Martha Stewart, the homemaker tycoon, was charged with and convicted of insider trading involving Imclone. She held numerous shares of Imclone stock and sold all holdings the day before the announcement from the Food and Drug Administration (FDA) announced that they would not approve Imclone’s drug, Erbitux, for cancer treatment. Predictably, shares of Imclone stock dropped significantly the day of the announcement. Martha Stewart sold all shares at fifty eight dollars per share and saved a predicted $40,000 by selling all holdings before the fall. Stewart claimed that she had a “verbal order” to sell all holdings if the stock dropped below $60 per share. However, one day before the announcement from the FDA, while she was traveling on her charted jet to Mexico for vacation, Stewart placed a phone call that lasted approximately eleven minutes to her stockbroker. Shortly thereafter, he sold all of her holdings. The next day the announcement was made and the rest as they say is history.
Martha Stewart, not Imclone, seems to be the one who received the most lasting negative impact from this scandal. MSO stock traded at a high of about $16 per share prior to the insider trading scandal. Once Martha Stewart was indicted and later convicted, MSO stock dropped to less than $8 per share. Currently, MSO stock is trading around $5 per share.
In 2002, Imclone shares fell as low as $5.85 per share. Imclone’s drug Erbitux was eventually approved and posted sales of 1.3 billion in 2007. In 2008, Bristol-Myers Squibb Company tendered an offer to purchase Imclone for $60 per share. Ironically, this is almost the same price point where Martha Stewart dumped her stock before the fall in 2001. Eli Lilly tendered an offer in 2009 for $70 per share, which totaled approximately $6.5 billion.

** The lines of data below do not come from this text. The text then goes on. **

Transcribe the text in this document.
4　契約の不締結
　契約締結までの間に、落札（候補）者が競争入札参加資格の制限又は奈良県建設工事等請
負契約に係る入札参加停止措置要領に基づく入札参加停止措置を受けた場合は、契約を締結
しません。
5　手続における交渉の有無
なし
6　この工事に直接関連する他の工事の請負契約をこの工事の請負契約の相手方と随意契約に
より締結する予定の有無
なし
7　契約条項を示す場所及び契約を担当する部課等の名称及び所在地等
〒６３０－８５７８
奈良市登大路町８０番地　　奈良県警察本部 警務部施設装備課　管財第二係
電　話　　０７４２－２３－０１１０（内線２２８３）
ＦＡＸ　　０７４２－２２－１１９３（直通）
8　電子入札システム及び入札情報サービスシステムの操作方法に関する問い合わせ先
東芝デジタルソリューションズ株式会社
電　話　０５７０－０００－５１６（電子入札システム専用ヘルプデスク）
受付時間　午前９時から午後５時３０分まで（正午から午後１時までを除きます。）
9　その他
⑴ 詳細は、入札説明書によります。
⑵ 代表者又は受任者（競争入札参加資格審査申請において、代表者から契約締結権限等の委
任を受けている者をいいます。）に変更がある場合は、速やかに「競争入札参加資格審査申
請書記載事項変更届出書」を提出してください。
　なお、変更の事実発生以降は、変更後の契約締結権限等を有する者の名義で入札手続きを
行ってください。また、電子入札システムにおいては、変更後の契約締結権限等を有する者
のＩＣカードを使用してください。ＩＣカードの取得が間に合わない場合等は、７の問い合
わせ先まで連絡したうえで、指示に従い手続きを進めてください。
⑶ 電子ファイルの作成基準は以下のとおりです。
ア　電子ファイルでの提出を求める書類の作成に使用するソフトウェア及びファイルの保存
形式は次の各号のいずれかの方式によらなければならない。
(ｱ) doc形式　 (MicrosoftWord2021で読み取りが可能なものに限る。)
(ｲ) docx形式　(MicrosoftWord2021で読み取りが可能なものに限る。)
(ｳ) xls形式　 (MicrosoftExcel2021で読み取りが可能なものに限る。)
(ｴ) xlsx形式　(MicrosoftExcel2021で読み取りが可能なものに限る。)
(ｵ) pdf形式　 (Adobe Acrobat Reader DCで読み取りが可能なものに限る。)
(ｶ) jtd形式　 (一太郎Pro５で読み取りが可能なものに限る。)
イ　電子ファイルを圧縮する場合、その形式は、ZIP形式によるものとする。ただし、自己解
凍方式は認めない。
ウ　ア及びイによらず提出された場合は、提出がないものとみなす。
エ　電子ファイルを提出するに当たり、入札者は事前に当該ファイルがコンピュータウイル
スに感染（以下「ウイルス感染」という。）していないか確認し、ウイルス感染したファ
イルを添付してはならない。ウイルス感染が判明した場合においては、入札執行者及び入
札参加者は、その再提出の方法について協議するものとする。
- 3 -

The offer was approved and Eli Lilly purchased Imclone.
Multiple players crossed ethical boundaries during the Imclone scandal. These include individual investors (Stewart), Imclone senior leadership and stockbrokers. They knew what they were doing before they did it and they got caught. Martha Stewart is one of the principal reasons that this case got so much media attention. The Imclone scandal alone was not really that newsworthy nor was it much different than the multitude of other financial scandals during the early years after 2000. We have Mrs. Stewart to thank for bringing this to the forefront of America. For the business world, and the American Public in particular, the Imclone ordeal serves as an example of deceit, greed, insider trading and scandal. It also proves that if you knowingly choose to break the law, and if you get caught, the government will prosecute and you could serve time in prison. If you do not think it could happen to you, just ask Martha Stewart.